The Hong Kong statistics department revealed earlier this month that one out of five women about the age to marry in the territory have to look elsewhere to find a husband, because of the disproportionate number of men and women. In 2003, 2,400 Hong Kong women registered marriages with mainlanders. The figure tripled to reach 6,483 last year.

 

The long tradition that Hong Kong people find spouses across the border has thrived with the closer ties forming between the region and mainland cities since 1997. Last year, a total of 24,000 such cross-border marriages were registered.

 

The story began with middle-aged blue-collar workers, like container truck drivers and pier laborers, who could not find a wife in Hong Kong. Their salaries, low compared to professionals in Hong Kong, were quite competitive with mainlanders 15 years ago. Many of them, already in their 40s, found wives in their 20s across the border.
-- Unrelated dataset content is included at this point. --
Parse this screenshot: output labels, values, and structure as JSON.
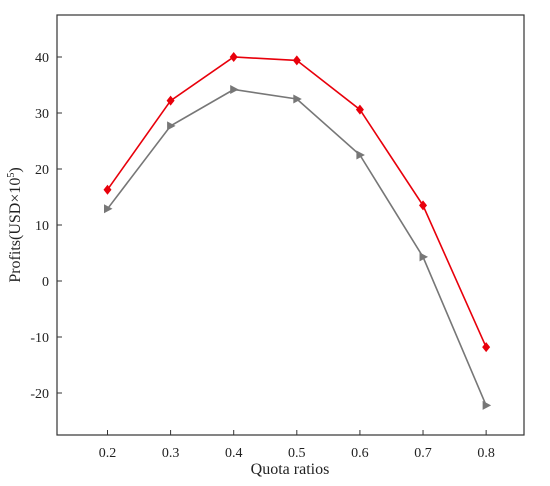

Some married men even found "concubines" in Pearl River Delta cities. Though some women acquired permanent Hong Kong residency through marriage, such kind of relations often ended in divorce because of the age differences and respective intentions.

 

A Luohu matchmaking agency also noted the recent trend of more Hong Kong women hoping to find mainland husbands.

 

Statistics revealed that only 675 Hong Kong women married mainland men in 1986. The figure rose to 6,483 last year.

 

"This year, 28 Hong Kong women have registered as members," said a woman surnamed Hu at a Shenzhen matchmaking agency. "Half of them have never married before, and the youngest is a social worker aged 28. She is quite pretty."

 

Hong Kong women are turning northward for husbands because there are not enough candidates in the territory. Statistics revealed that 18,000 out of 50,300 Hong Kong bridegrooms married mainland brides last year, while another 10,000 single men applied for an "unmarried certificate," which is often used to register a marriage elsewhere.

 

Over the past 20 years, the disparity between the number of each sex has widened in the territory. In 1981, there were 1,087 men to every 1,000 women, which dropped to 929 men to 1,000 woman last year. The disparity is especially severe in the 25 to 40 age group, and media estimates that by 2036, there would be five unmarried Hong Kong women for every three men if the trend continues.

 

Hong Kong women, stereotyped as independent, well-educated, and earning a high income, are not easy to court, the report said. Some Hong Kong parents are already registering their daughters for dating events in Shenzhen.

 

Feng Xinghong, a Hong Kong statistics official, however, reassured its citizens that as long as the territory remains an attractive international metropolis, chances abound for single women to get acquainted with mainland and overseas people who work or even migrate to Hong Kong.

 

"Between 20 to 30 percent of our women members said they don't mind marrying mainland men," said Liu Meiru, a Hong Kong dating agent.